I'm definitely not the first person to notice that moms tend to be the ones carrying the mental load for our families—that while most dads do lots around the house and with the kids, they often need to be told what to do. Almost everyone has heard of "emotional labour" at this point, right?
I've been aware of it for a while, but a recent holiday—the first one I've had since becoming a parent that allowed me to fully mentally unload—made it crystal clear just how incredibly heavy and exhausting the load is.
When I got back into the swing of things post-holiday, it only took a day or two to be right back in the thick of it. And it go me thinking about just how long the list is of things we moms typically have bouncing around our brains at any given time. The following isn't even exhaustive.
We know what time the kids have to be at school, what time they get out, what time they go to dance class, karate or hockey.Even if your partner is doing some or even all of the running around to get the kids where they need to go, you're probably the one keeping that information in your head and delegating pick up. and drop offs.
Noah needs his immunizations? Mom makes an appointment. Olivia is overdue for an eye exam? Mom makes an appointment.Dental check-ups all around? Appointment. Family photos? They don't happen unless mom makes the appointment. Like laundry, the appointment-making task is literally never-ending.
Planning a family trip? Prepare for a bit of pre-vacation mental gymnastics. Moms are most often the ones making lists of all the things the family will need. We're usually the ones checking whether anyone's passport has expired. And we often are the ones physically packing all the suitcases—including our spouse's. Are we control freaks? Or are we not confident it will be done well and on time if we don't take care of it ourselves?
We worry about the kids' grades, about their social game and about their level of effort. We keep track of field trips, book orders, bakes sales, picture day, popcorn days and school spirit days. If our head falls out of the game for even a minute, then we miss the order deadline for school pizza day. And selfishly, that’s not something we want to miss.
Is dog food on the grocery list? Has anybody walked the pup today? For some reason, moms are often the one with these questions swimming around in their brain.
I seem to be firmly in charge of planning play dates, special outings and family gatherings. My husband is great at physically preparing for all planned events (cleaning, cooking, dropping kids off here and there) so I know I’m lucky. But the mental load still falls to me.
The seven-year-old grew two inches over the holidays? The drawers are overflowing with clothes that don't fit anymore? I'm constantly re-evaluating and keeping track of what needs replaced and what we can make do with. It can be slightly overwhelming. Oh, and I can't forget that their boots from last year are leaking or that their snowsuit strap is broken. I have to be mentally on top of it all.
Should we have left the grocery store during the tantrum? Should I have introduced pureed carrots before rice cereal? Should I have let my four-year-old watch that new Netflix show rated for kids ages 7+? There are a thousand things we're second guessing at any given moment. And in all likelihood, we made the right decision, but the questions still occupy a lot of head space.
I don’t know about you, but when I became a mom, I turned into a worrier. I worry about my kids' safety, their health, their milestones, their overall development, their sleeping, their eating, their screen time. Everything, pretty much. I’m grateful that my worries are just typical worries, but it can still be exhausting.

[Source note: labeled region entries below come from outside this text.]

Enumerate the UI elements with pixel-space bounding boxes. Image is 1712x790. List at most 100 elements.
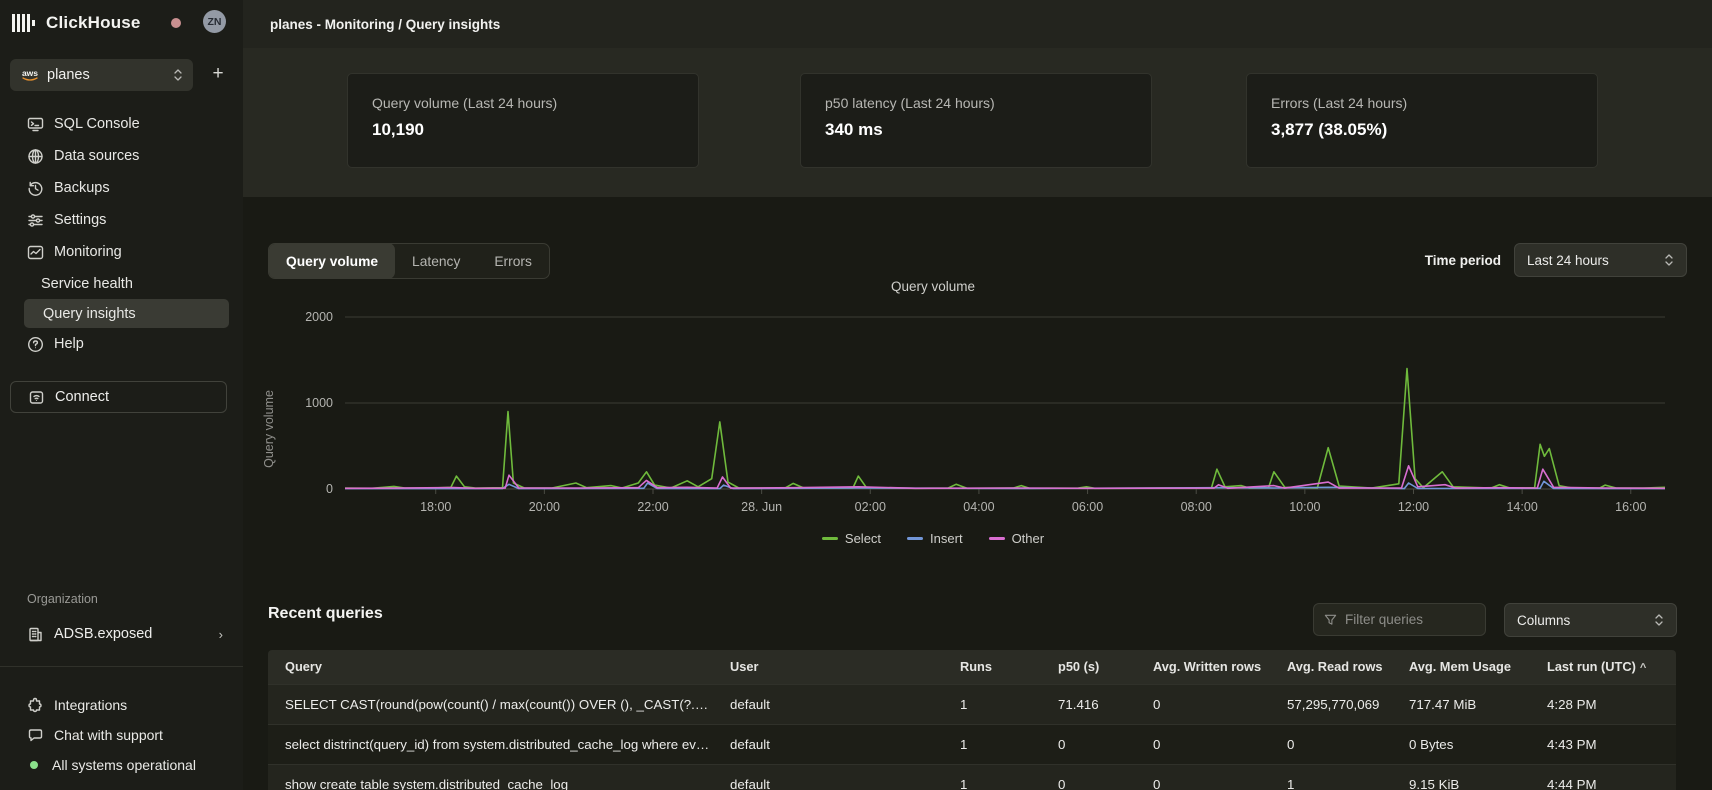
organization-item[interactable]: ADSB.exposed › — [0, 618, 243, 650]
cell-avg-written: 0 — [1143, 684, 1277, 724]
svg-text:08:00: 08:00 — [1181, 500, 1212, 514]
column-header-query[interactable]: Query — [268, 650, 720, 684]
svg-text:12:00: 12:00 — [1398, 500, 1429, 514]
columns-select-value: Columns — [1517, 613, 1570, 628]
legend-item-select[interactable]: Select — [822, 531, 881, 546]
sidebar-item-data-sources[interactable]: Data sources — [0, 140, 243, 172]
table-row[interactable]: SELECT CAST(round(pow(count() / max(coun… — [268, 684, 1676, 724]
status-ok-dot-icon — [30, 761, 38, 769]
stat-value: 3,877 (38.05%) — [1271, 120, 1573, 140]
service-name: planes — [47, 67, 173, 83]
sidebar-item-service-health[interactable]: Service health — [0, 268, 243, 299]
svg-text:18:00: 18:00 — [420, 500, 451, 514]
filter-queries-input[interactable] — [1345, 612, 1475, 627]
cell-runs: 1 — [950, 724, 1048, 764]
legend-item-insert[interactable]: Insert — [907, 531, 963, 546]
system-status-item[interactable]: All systems operational — [0, 750, 243, 780]
cell-query: select distrinct(query_id) from system.d… — [268, 724, 720, 764]
chart-legend: Select Insert Other — [243, 531, 1623, 546]
cell-last-run: 4:28 PM — [1537, 684, 1676, 724]
app-window: ClickHouse ZN aws planes + SQL Console — [0, 0, 1712, 790]
svg-text:20:00: 20:00 — [529, 500, 560, 514]
sidebar-item-backups[interactable]: Backups — [0, 172, 243, 204]
sidebar-item-query-insights[interactable]: Query insights — [24, 299, 229, 328]
column-header-avg-written[interactable]: Avg. Written rows — [1143, 650, 1277, 684]
sidebar-item-chat-support[interactable]: Chat with support — [0, 720, 243, 750]
content: Query volume Latency Errors Time period … — [243, 197, 1712, 790]
organization-section-label: Organization — [27, 592, 98, 606]
sidebar-item-integrations[interactable]: Integrations — [0, 690, 243, 720]
tab-latency[interactable]: Latency — [395, 243, 477, 279]
time-period-control: Time period Last 24 hours — [1425, 243, 1687, 277]
cell-runs: 1 — [950, 764, 1048, 790]
cell-user: default — [720, 684, 950, 724]
legend-item-other[interactable]: Other — [989, 531, 1045, 546]
column-header-last-run[interactable]: Last run (UTC)^ — [1537, 650, 1676, 684]
breadcrumb: planes - Monitoring / Query insights — [270, 17, 500, 32]
cell-avg-mem: 717.47 MiB — [1399, 684, 1537, 724]
column-header-avg-mem[interactable]: Avg. Mem Usage — [1399, 650, 1537, 684]
cell-avg-read: 57,295,770,069 — [1277, 684, 1399, 724]
time-period-select[interactable]: Last 24 hours — [1514, 243, 1687, 277]
sidebar-item-label: Backups — [54, 180, 110, 196]
columns-select[interactable]: Columns — [1504, 603, 1677, 637]
svg-text:22:00: 22:00 — [637, 500, 668, 514]
organization-building-icon — [27, 626, 44, 643]
svg-text:04:00: 04:00 — [963, 500, 994, 514]
table-row[interactable]: select distrinct(query_id) from system.d… — [268, 724, 1676, 764]
svg-text:2000: 2000 — [305, 310, 333, 324]
tab-query-volume[interactable]: Query volume — [269, 243, 395, 279]
clickhouse-logo-icon — [12, 14, 35, 32]
sidebar-item-settings[interactable]: Settings — [0, 204, 243, 236]
monitoring-icon — [27, 244, 44, 261]
cell-avg-written: 0 — [1143, 724, 1277, 764]
logo-row: ClickHouse ZN — [12, 10, 232, 36]
svg-text:10:00: 10:00 — [1289, 500, 1320, 514]
cell-avg-mem: 0 Bytes — [1399, 724, 1537, 764]
svg-text:28. Jun: 28. Jun — [741, 500, 782, 514]
connect-label: Connect — [55, 389, 109, 405]
column-header-avg-read[interactable]: Avg. Read rows — [1277, 650, 1399, 684]
svg-text:0: 0 — [326, 482, 333, 496]
system-status-label: All systems operational — [52, 757, 196, 773]
sidebar-item-label: Query insights — [43, 306, 136, 322]
filter-queries-box[interactable] — [1313, 603, 1486, 636]
cell-p50: 0 — [1048, 724, 1143, 764]
other-series-swatch-icon — [989, 537, 1005, 540]
sidebar-item-monitoring[interactable]: Monitoring — [0, 236, 243, 268]
organization-name: ADSB.exposed — [54, 626, 152, 642]
svg-text:06:00: 06:00 — [1072, 500, 1103, 514]
sidebar-divider — [0, 666, 243, 667]
cell-user: default — [720, 724, 950, 764]
filter-funnel-icon — [1324, 613, 1337, 627]
add-service-button[interactable]: + — [207, 64, 229, 86]
chat-bubble-icon — [27, 727, 44, 744]
sidebar-item-label: Chat with support — [54, 727, 163, 743]
cell-last-run: 4:43 PM — [1537, 724, 1676, 764]
cell-p50: 0 — [1048, 764, 1143, 790]
sidebar-item-sql-console[interactable]: SQL Console — [0, 108, 243, 140]
notification-dot — [171, 18, 181, 28]
column-header-p50[interactable]: p50 (s) — [1048, 650, 1143, 684]
stat-label: p50 latency (Last 24 hours) — [825, 95, 1127, 111]
service-selector[interactable]: aws planes — [10, 59, 193, 91]
tab-errors[interactable]: Errors — [477, 243, 549, 279]
cell-avg-read: 0 — [1277, 724, 1399, 764]
stat-value: 10,190 — [372, 120, 674, 140]
sidebar-item-help[interactable]: Help — [0, 328, 243, 360]
cell-query: SELECT CAST(round(pow(count() / max(coun… — [268, 684, 720, 724]
svg-text:1000: 1000 — [305, 396, 333, 410]
connect-button[interactable]: Connect — [10, 381, 227, 413]
user-avatar[interactable]: ZN — [203, 10, 226, 33]
table-row[interactable]: show create table system.distributed_cac… — [268, 764, 1676, 790]
column-header-user[interactable]: User — [720, 650, 950, 684]
column-header-runs[interactable]: Runs — [950, 650, 1048, 684]
chart-title: Query volume — [243, 279, 1623, 294]
time-period-label: Time period — [1425, 253, 1501, 268]
stat-card-query-volume: Query volume (Last 24 hours) 10,190 — [347, 73, 699, 168]
stats-band: Query volume (Last 24 hours) 10,190 p50 … — [243, 48, 1712, 197]
stat-label: Errors (Last 24 hours) — [1271, 95, 1573, 111]
cell-avg-mem: 9.15 KiB — [1399, 764, 1537, 790]
svg-text:16:00: 16:00 — [1615, 500, 1646, 514]
time-period-value: Last 24 hours — [1527, 253, 1609, 268]
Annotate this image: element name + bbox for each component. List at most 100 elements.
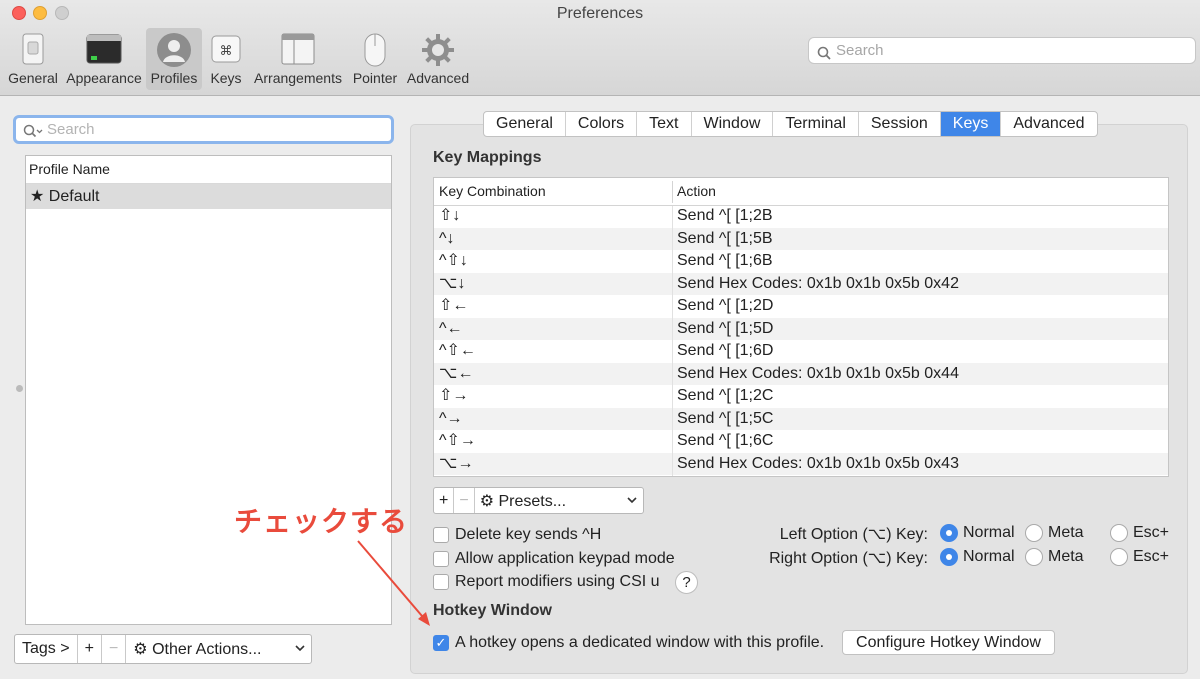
key-mapping-row[interactable]: ⇧↓ Send ^[ [1;2B [434,205,1168,228]
hotkey-dedicated-window-checkbox[interactable]: ✓ A hotkey opens a dedicated window with… [433,634,824,652]
star-icon: ★ [30,188,45,205]
radio-label: Esc+ [1133,548,1170,565]
key-combination-cell: ^→ [439,409,463,427]
key-mappings-actions-bar: + − ⚙ Presets... [433,487,644,514]
right-option-normal-radio[interactable]: Normal [940,548,1015,566]
gear-icon: ⚙ [479,491,495,510]
profiles-icon [156,32,192,71]
add-profile-button[interactable]: + [78,635,102,663]
key-mapping-row[interactable]: ⇧→ Send ^[ [1;2C [434,385,1168,408]
key-mapping-row[interactable]: ⌥← Send Hex Codes: 0x1b 0x1b 0x5b 0x44 [434,362,1168,385]
toolbar-appearance[interactable]: Appearance [64,28,144,90]
window-title: Preferences [556,5,644,22]
checkbox-label: Allow application keypad mode [455,550,675,567]
checkmark-icon: ✓ [433,635,449,651]
key-mapping-row[interactable]: ⌥↓ Send Hex Codes: 0x1b 0x1b 0x5b 0x42 [434,272,1168,295]
tab-advanced[interactable]: Advanced [1001,112,1096,136]
key-mapping-row[interactable]: ^← Send ^[ [1;5D [434,317,1168,340]
radio-dot [940,548,958,566]
delete-key-sends-h-checkbox[interactable]: Delete key sends ^H [433,526,601,544]
action-column-header[interactable]: Action [677,183,716,199]
tab-window[interactable]: Window [692,112,774,136]
radio-dot [1025,524,1043,542]
svg-text:⌘: ⌘ [220,44,233,59]
action-cell: Send ^[ [1;2C [677,387,774,404]
keypad-mode-checkbox[interactable]: Allow application keypad mode [433,550,675,568]
annotation-arrow-icon [357,540,430,626]
radio-label: Normal [963,548,1015,565]
key-mapping-row[interactable]: ^⇧→ Send ^[ [1;6C [434,430,1168,453]
toolbar-general[interactable]: General [4,28,62,90]
split-view-handle[interactable] [16,385,23,392]
tab-terminal[interactable]: Terminal [773,112,859,136]
keys-icon: ⌘ [210,32,242,67]
profile-tabs: General Colors Text Window Terminal Sess… [483,111,1098,137]
csi-u-checkbox[interactable]: Report modifiers using CSI u [433,573,660,591]
advanced-icon [420,32,456,71]
gear-icon: ⚙ [133,639,148,658]
action-cell: Send ^[ [1;5D [677,319,774,337]
profile-row-label: Default [48,188,100,205]
toolbar-keys[interactable]: ⌘ Keys [205,28,247,90]
left-option-normal-radio[interactable]: Normal [940,524,1015,542]
key-combination-cell: ⌥← [439,364,474,382]
profile-search-input[interactable]: Search [13,115,394,144]
remove-profile-button[interactable]: − [102,635,127,663]
key-combination-cell: ^⇧→ [439,432,476,449]
general-icon [16,32,50,69]
presets-dropdown[interactable]: ⚙ Presets... [475,488,643,513]
toolbar-search-placeholder: Search [836,42,884,59]
left-option-meta-radio[interactable]: Meta [1025,524,1084,542]
action-cell: Send Hex Codes: 0x1b 0x1b 0x5b 0x43 [677,454,959,472]
radio-dot [1025,548,1043,566]
key-mappings-table: Key Combination Action ⌥↑Send Hex Codes:… [433,177,1169,477]
right-option-esc-radio[interactable]: Esc+ [1110,548,1169,566]
key-combination-column-header[interactable]: Key Combination [439,183,546,199]
hotkey-window-title: Hotkey Window [433,602,552,619]
radio-label: Normal [963,524,1015,541]
left-option-label: Left Option (⌥) Key: [779,526,928,543]
arrangements-icon [280,32,316,69]
action-cell: Send ^[ [1;6C [677,432,774,449]
key-combination-cell: ^↓ [439,229,455,247]
add-mapping-button[interactable]: + [434,488,455,513]
action-cell: Send ^[ [1;6B [677,252,773,269]
radio-label: Esc+ [1133,524,1170,541]
key-mapping-row[interactable]: ^⇧↓ Send ^[ [1;6B [434,250,1168,273]
chevron-down-icon [295,635,305,663]
tab-text[interactable]: Text [637,112,692,136]
action-cell: Send ^[ [1;6D [677,342,774,359]
tab-keys[interactable]: Keys [940,112,1002,136]
tab-colors[interactable]: Colors [566,112,638,136]
remove-mapping-button[interactable]: − [454,488,475,513]
configure-hotkey-window-button[interactable]: Configure Hotkey Window [842,630,1055,655]
right-option-meta-radio[interactable]: Meta [1025,548,1084,566]
action-cell: Send ^[ [1;5C [677,409,774,427]
toolbar-advanced[interactable]: Advanced [405,28,471,90]
key-combination-cell: ^⇧↓ [439,252,468,269]
key-combination-cell: ⇧← [439,297,469,314]
toolbar-pointer[interactable]: Pointer [350,28,400,90]
key-mapping-row[interactable]: ^→ Send ^[ [1;5C [434,407,1168,430]
checkbox-label: Report modifiers using CSI u [455,573,660,590]
presets-label: Presets... [498,493,567,510]
tab-session[interactable]: Session [859,112,941,136]
toolbar-arrangements[interactable]: Arrangements [251,28,345,90]
key-mapping-row[interactable]: ⇧← Send ^[ [1;2D [434,295,1168,318]
key-mapping-row[interactable]: ⌥→ Send Hex Codes: 0x1b 0x1b 0x5b 0x43 [434,452,1168,475]
profile-name-column-header[interactable]: Profile Name [26,156,391,184]
profile-search-placeholder: Search [47,121,95,138]
tags-button[interactable]: Tags > [15,635,78,663]
search-icon [23,122,43,145]
toolbar-profiles[interactable]: Profiles [146,28,202,90]
other-actions-dropdown[interactable]: ⚙ Other Actions... [126,635,311,663]
profile-row-default[interactable]: ★ Default [26,184,391,209]
toolbar-search-input[interactable]: Search [808,37,1196,64]
left-option-esc-radio[interactable]: Esc+ [1110,524,1169,542]
help-button[interactable]: ? [675,571,698,594]
key-mapping-row[interactable]: ^↓ Send ^[ [1;5B [434,227,1168,250]
window-toolbar: Preferences General Appearance Profiles … [0,0,1200,96]
key-mapping-row[interactable]: ^⇧← Send ^[ [1;6D [434,340,1168,363]
annotation-text: チェックする [234,506,409,537]
tab-general[interactable]: General [484,112,566,136]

There are always so many things on our minds as moms. It took having a week off from most of my mental responsibilities for me to realize just how busy my brain feels the rest of the time. Even simple things can take up mental space in an already crowded brain. No wonder a lot of moms have trouble recalling information sometimes! Perhaps "Mommy brain" is actually just our brain running out of space with all the stuff going on up there.
I'm going work on this, though. My plan is to write more stuff down so it's taking less space in my brain; delegate more to my kids, who are increasingly capable as every year passes; share more of the mental load with my spouse; and bring my mental state closer to what it was the week that I was on holidays. Or at least as much as I can. Otherwise I’m going to burn out. And then who’d carry the load?